02 October 2014

How many ignition switch deaths? Postscript

   On Monday I posted a note on a New York Times story (from the preceding Friday) about the GM ignition switch disaster, the gist of which was that the particular accident the Times focused on in that story didn't seem to be caused by the defective switch.
   The following day the Times did a follow-up reporting that the ignition-switch death toll, as determined by Kenneth R. Feinberg, who administers the compensation fund GM set up, had risen to 23. Once more the Times illustrated the story by pointing to a particular victim, an infant rendered a paraplegic in an accident in which his great-grandmother and 13-year old aunt died. But through some evil chance, the Times managed to again alight on an accident that also seems unrelated to the switch problem.
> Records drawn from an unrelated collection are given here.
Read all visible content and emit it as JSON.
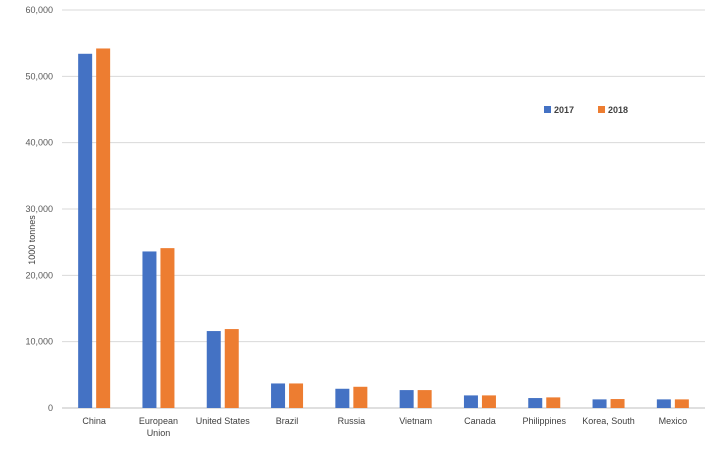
{
  "chart_data": {
    "type": "bar",
    "title": "",
    "xlabel": "",
    "ylabel": "1000 tonnes",
    "ylim": [
      0,
      60000
    ],
    "yticks": [
      0,
      10000,
      20000,
      30000,
      40000,
      50000,
      60000
    ],
    "ytick_labels": [
      "0",
      "10,000",
      "20,000",
      "30,000",
      "40,000",
      "50,000",
      "60,000"
    ],
    "categories": [
      [
        "China"
      ],
      [
        "European",
        "Union"
      ],
      [
        "United States"
      ],
      [
        "Brazil"
      ],
      [
        "Russia"
      ],
      [
        "Vietnam"
      ],
      [
        "Canada"
      ],
      [
        "Philippines"
      ],
      [
        "Korea, South"
      ],
      [
        "Mexico"
      ]
    ],
    "series": [
      {
        "name": "2017",
        "color": "#4472C4",
        "values": [
          53400,
          23600,
          11600,
          3700,
          2900,
          2700,
          1900,
          1500,
          1300,
          1300
        ]
      },
      {
        "name": "2018",
        "color": "#ED7D31",
        "values": [
          54200,
          24100,
          11900,
          3700,
          3200,
          2700,
          1900,
          1600,
          1350,
          1300
        ]
      }
    ],
    "grid": true,
    "legend_position": "top-right"
  }
}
   The particular accident is not mentioned in the massive Valukas report commissioned by GM, but was described in a Times' July 16 story: "Less than a mile from the Matthews family's home, another car swerved into their lane and crashed head-on into the Cobalt." The air bags did not deploy.
   As I briefly described the situation in Monday's post, and at greater length in posts referred to there, GM's theory that connects the ignition switch to the failure of the airbags is that there is an initial bump, as when a car goes over a curb or hits a bush or small tree, followed by a more serious crash into another object, such as a tree. The initial bump causes the defective switch to jump to the ACC position, which (after a delay of 0.15 seconds) turns off the airbag sensor. Almost all the accidents described in the Valukas report conform to that scenario, but that is clearly not what happened in the case described in Tuesday's Times. There was no initial bump that flipped the ignition switch, just a head-on crash.
   The Times has now unfortunately spotlighted the only two reported fatal accidents that don't seem connected to the ignition switch. (The Valukas report describes one other non-fatal non-conforming case.) It's not clear why the airbags didn't deploy in these cases, and the ignition switch could ultimately turn out to be the culprit. But the GM theory not only accounts for most of the accidents, it's the only theory we have; no one else has conducted engineering tests to determine if there are other reasons for the airbags not to deploy.  Perhaps a certain number of airbags fail to deploy for unknown reasons across all car makes and models. Or perhaps there is a deeper problem with the GM airbags that is as yet unappreciated. In any case, the Times coverage casts doubt on the extent of their reporters' understanding of what is going on.